19. Belirtilmelidir ki; bir mahkeme kararının temyiz edilip edilemeyeceği belirlenirken, temyiz hakkının doğduğu (kararın verildiği) tarihteki hukuksal durum esas alınmalı; karar tarihinde yürürlükte bulunan kanun hükmü temyiz sınırı yönünden hangi düzenlemeyi içeriyor ise ona bağlı kalınmalıdır. Buradaki “karar” teriminin, bölge adliye mahkemesinin Özel Daire bozmasına karşı verdiği direnme kararını da kapsayacağında duraksama bulunmamaktadır.
20. Eldeki davada temyize konu alacak miktarının ne olduğunun açıklanmasında yarar bulunmakta olup davacı, asıl davasında kıdem, ihbar ve sendikal tazminatlar ile noter masrafının; birleşen davasında ise boşta geçen süre ücreti alacağının davalıdan tahsilini talep etmiştir.
21. Mahkemece verilen davanın kabulüne dair karar davalının istinaf başvurusu üzerine Bölge Adliye Mahkemesi tarafından HMK’nın 353. maddesinin 1. fıkrasının (b) bendinin (2) numaralı alt bendi uyarınca başvurunun esastan kısmen kabulü ilk derece mahkemesi kararının kaldırılmasına, asıl ve birleşen davaların kabulüne karar verilmiştir.
22. Bölge Adliye Mahkemesince asıl ve birleşen davaların kabulüne dair verilen karar davalının temyiz istemi üzerine Özel Daire tarafından davalının sair temyiz itirazlarının reddine karar verildikten sonra; davacının geçersizliğine hükmedilen fesih tarihindeki çıplak ücreti yerine, işe başlatılmadığı tarihteki ücretinin esas alınarak sendikal tazminatın hüküm altına alınmasının hatalı olduğu gerekçesiyle bu alacak yönünden bozulması üzerine direnme kararı verilmiştir.

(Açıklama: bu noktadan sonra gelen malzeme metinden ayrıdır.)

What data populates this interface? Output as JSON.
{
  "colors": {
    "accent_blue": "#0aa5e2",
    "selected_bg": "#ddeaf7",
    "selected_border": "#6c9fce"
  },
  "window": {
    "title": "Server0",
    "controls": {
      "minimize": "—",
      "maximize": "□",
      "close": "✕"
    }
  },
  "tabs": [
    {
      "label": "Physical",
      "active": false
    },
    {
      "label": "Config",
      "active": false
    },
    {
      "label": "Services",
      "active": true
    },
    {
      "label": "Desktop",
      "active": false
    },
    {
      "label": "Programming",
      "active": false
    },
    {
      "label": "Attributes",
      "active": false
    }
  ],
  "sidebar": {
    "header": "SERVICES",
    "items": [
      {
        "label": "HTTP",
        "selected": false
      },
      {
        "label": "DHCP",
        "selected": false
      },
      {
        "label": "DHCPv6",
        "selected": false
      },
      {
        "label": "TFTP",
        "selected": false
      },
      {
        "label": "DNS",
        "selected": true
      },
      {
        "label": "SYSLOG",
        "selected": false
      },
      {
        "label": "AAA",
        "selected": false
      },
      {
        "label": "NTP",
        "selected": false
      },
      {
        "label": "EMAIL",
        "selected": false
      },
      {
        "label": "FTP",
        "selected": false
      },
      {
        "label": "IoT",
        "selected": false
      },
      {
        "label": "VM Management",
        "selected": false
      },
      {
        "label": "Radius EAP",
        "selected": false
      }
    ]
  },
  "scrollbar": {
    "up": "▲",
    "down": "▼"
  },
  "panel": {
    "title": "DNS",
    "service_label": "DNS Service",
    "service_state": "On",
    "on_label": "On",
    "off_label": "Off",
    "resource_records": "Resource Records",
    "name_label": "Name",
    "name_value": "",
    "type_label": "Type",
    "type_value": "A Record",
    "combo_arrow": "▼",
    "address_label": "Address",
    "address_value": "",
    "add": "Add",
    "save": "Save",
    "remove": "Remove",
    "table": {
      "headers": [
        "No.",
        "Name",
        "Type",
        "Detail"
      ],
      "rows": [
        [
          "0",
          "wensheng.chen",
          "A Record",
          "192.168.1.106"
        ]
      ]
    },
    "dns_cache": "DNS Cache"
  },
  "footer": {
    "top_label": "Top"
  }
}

23. Bu durumda direnme kararını temyiz eden davalı aleyhine hükmedilen ve uyuşmazlık konusu olan 33.534,00TL sendikal tazminat alacağı açık biçimde Bölge Adliye Mahkemesince direnme kararının verildiği 13.09.2019 tarihinde geçerli olan 58.800,00TL tutarındaki temyiz edilebilirlik sınırının altında olduğundan, anılan karara karşı temyiz yasa yoluna gidilmesi miktar itibariyle mümkün değildir.
24. Şu hâlde davalı vekilinin direnme kararına yönelik temyiz isteminin miktar itibari ile reddine karar verilmelidir.

V. SONUÇ:
Açıklanan nedenlerle;
Davalı vekilinin temyiz isteminin miktardan REDDİNE,
İstek hâlinde temyiz peşin harcının yatırana geri verilmesine,
Dosyanın ilk derece mahkemesine, kararın bir örneğinin Bölge Adliye Mahkemesine gönderilmesine 25.03.2021 tarihinde oy birliği ile kesin olarak karar verildi.